July 15, 2007
Restoration
It is because we in the West have cultivated -- collectively, if not individually -- an extraordinary insensitivity to religion, that we fail to grasp the seriousness of the radical “Islamist” challenge to our being. I am not going to discuss that today, but begin by mentioning it, to bring home the importance of the subject I will discuss. Ignorance of, or indifference to, religious motivations in much human behaviour, is something that can hurt you. It leaves one blind, uncomprehending, and powerless in an immense field of potential good and evil. It may even leave one blind towards one’s own motivations, which are often not as plain as first appears.
And it is from the same insensitivity, even insensibility, that we might overlook the importance of the Pope’s Motu Proprio last week, removing some obstacles to the celebration of the old Catholic Mass. I think the writing of that document may prove the most important act in the pontificate of Benedict XVI, and that its consequences may go far beyond the immediately visible ones. Yet it is also part of something larger than any individual, including any Pope: part, I think, of the operation by which the Catholic Church is righting itself, after having been thrown on its beam ends in the 1960s and ’70s.
As the Pope was at pains to explain in the letter that accompanied the long-awaited Motu Proprio, its immediate end is modest. (“Motu proprio” means “of his own accord” in Latin, and is a papal decree. The reasons for the decree are always stated openly.) For many years now, Catholic priests have actually required the permission of their bishop, to celebrate the Mass in the traditional way, in which it had been celebrated over many, many centuries. This restriction is cautiously removed.

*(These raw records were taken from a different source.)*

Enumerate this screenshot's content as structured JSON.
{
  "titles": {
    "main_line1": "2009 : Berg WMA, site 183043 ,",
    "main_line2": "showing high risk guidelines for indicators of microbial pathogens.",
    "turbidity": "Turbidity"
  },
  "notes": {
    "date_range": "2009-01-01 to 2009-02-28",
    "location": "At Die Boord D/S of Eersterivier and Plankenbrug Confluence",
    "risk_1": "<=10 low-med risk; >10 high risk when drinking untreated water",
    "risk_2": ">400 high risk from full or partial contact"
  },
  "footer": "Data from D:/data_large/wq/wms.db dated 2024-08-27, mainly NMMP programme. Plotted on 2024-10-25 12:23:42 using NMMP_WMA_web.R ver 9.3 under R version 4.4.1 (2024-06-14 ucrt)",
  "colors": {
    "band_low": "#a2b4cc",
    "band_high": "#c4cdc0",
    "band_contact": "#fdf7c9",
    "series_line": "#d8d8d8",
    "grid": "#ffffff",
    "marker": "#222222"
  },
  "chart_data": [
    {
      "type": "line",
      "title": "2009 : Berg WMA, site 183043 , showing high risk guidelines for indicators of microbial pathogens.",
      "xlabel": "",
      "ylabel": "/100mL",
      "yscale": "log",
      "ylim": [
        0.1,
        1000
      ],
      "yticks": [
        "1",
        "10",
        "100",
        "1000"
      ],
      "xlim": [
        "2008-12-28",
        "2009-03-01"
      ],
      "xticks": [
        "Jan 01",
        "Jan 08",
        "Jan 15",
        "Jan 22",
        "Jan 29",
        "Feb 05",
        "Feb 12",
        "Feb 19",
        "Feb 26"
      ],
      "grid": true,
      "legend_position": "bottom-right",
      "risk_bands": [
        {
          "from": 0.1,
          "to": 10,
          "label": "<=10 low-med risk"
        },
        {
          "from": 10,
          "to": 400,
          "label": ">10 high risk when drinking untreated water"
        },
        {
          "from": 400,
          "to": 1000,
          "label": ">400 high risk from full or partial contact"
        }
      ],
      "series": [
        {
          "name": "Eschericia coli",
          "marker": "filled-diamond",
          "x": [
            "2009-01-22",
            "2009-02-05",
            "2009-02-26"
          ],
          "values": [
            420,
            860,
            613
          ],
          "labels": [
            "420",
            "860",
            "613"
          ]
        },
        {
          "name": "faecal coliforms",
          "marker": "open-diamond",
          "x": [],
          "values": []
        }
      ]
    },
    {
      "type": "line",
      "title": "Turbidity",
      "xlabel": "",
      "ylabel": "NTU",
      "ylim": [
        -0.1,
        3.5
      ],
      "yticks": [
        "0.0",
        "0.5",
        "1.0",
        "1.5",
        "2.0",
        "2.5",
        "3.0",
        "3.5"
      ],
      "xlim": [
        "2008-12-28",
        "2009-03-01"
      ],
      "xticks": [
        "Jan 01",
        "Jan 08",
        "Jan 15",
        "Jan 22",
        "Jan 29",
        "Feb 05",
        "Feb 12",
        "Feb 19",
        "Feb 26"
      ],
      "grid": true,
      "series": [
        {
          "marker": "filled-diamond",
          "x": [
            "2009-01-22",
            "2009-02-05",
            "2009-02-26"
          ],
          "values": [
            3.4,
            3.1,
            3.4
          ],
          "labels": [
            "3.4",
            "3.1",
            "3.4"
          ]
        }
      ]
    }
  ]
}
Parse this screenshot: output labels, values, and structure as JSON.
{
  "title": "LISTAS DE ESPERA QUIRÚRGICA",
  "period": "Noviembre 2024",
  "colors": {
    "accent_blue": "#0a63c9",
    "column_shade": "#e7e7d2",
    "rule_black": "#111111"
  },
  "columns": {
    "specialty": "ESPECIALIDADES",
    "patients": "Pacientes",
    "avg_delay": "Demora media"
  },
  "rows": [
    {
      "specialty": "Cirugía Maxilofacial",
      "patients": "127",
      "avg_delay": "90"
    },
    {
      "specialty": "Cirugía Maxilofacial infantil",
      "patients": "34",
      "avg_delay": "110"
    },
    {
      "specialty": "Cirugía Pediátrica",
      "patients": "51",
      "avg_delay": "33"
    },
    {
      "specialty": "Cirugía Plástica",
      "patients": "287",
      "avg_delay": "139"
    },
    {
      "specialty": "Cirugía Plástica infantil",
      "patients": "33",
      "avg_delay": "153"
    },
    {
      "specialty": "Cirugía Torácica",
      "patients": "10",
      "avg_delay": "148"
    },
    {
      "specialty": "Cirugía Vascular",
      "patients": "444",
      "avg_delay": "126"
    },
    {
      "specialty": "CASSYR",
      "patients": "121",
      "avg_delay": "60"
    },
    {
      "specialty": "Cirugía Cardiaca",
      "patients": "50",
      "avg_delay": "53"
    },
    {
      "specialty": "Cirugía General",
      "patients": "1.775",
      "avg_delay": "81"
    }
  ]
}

The alternative, Novus Ordo form of the Mass, which emerged in the heady days after Vatican II, was and remains the new standard. But it is a stripped-down version, translated often unworthily into the various modern languages; and simply by scanning differently from the old, universal Latin, it obviates the Church’s magnificently rich musical inheritance, if not much else.
The Novus Ordo is a valid Mass, as Pope Benedict again assured us, but to my mind and that of many faithful Catholics, it is also a concession to the times, to the Zeitgeist. And because the times are out of joint with Catholic faith and practice, we might almost think, a painful concession.

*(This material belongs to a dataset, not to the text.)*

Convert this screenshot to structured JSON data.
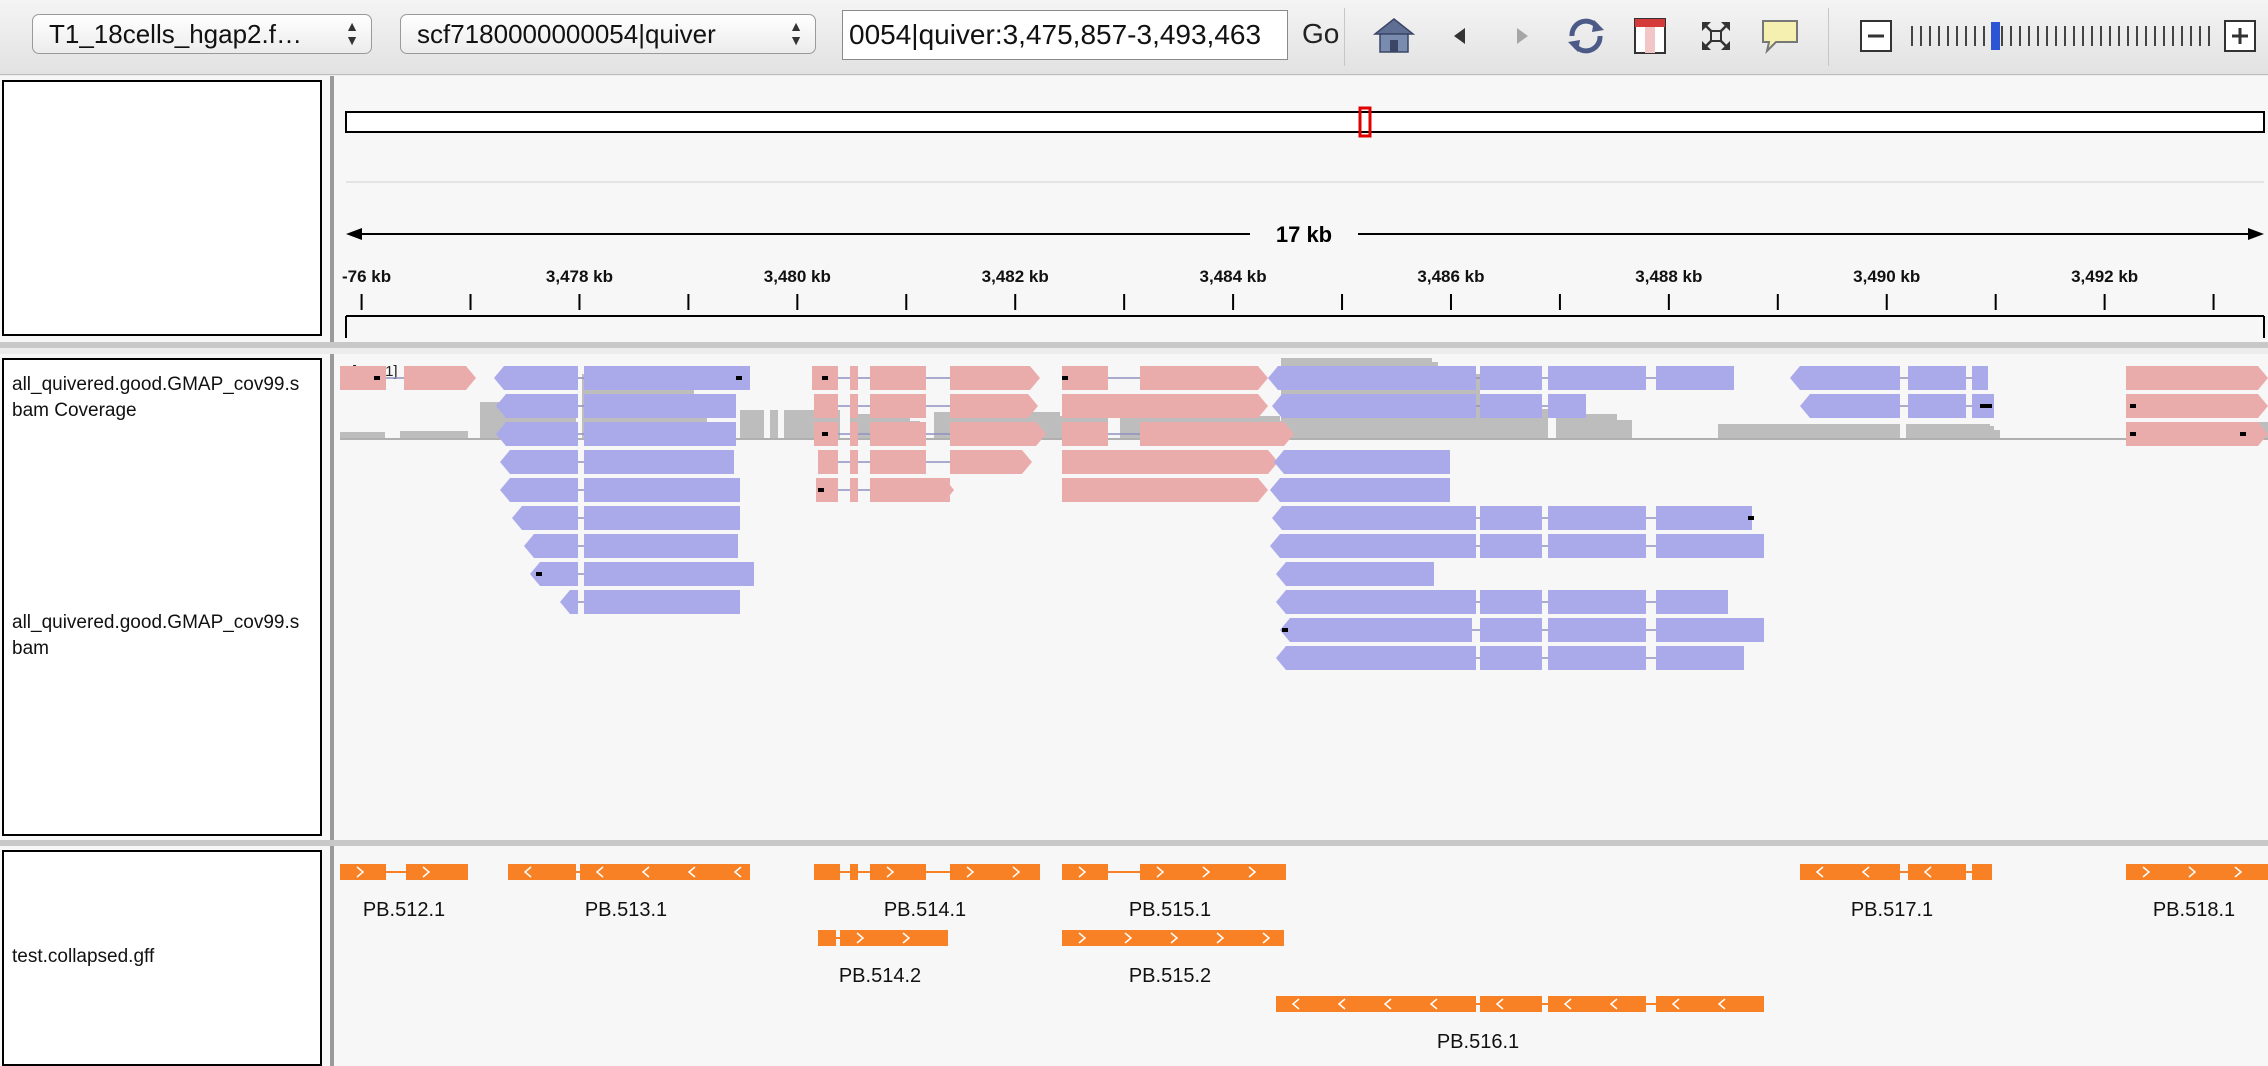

Liturgy is “just words,” and sometimes music, in the received post-modern view, which immediately overlooks dress, gesture, censing, intonation, and the spiritual atmosphere. To the contrary Catholic view, we do not go to church of a Sunday only to see and be seen, nor strictly as a “memorial” of the Last Supper, nor as a healthy habit on the analogy of bran muffins. All of these things count, too, but the Mass combines such incidentals into something larger and simpler and therefore harder to express. At its centre is an act of Communion, with the Christ. Which is to say, with God. It is not, in the Catholic view (shared by many other Christians), a looking back to the Gospels through history. It is a participation, a dipping, a step out of current time, into the eternal.
Why am I telling you all this? In the hope that even if my reader is repelled, he may try to understand what is going on in Catholic churches, where far more than a billion of the earth’s inhabitants go to pray, if they go anywhere. Likewise, though not myself a Muslim, I have tried to imagine what goes on in a mosque. For I must do that if I am to understand anything at all about Islam.
Practically, I explain this in the hope of making my sceptical reader understand why liturgy might be so important. I do not imply by this that good works are not important, that Christian life is not exhibited in faith, hope, and charity; in prayerful humility, and a bold willingness to suffer with Christ. I am only saying that from the Catholic view, love is not a nothing. It springs from a fount, and in this world we go to the Mass as to that fount. That is what sustains our spirits, just as food sustains our bodies.
The significance of the Motu Proprio, in current affairs, is in where it points. Catholics recovering their heritage will make a huge difference in the world.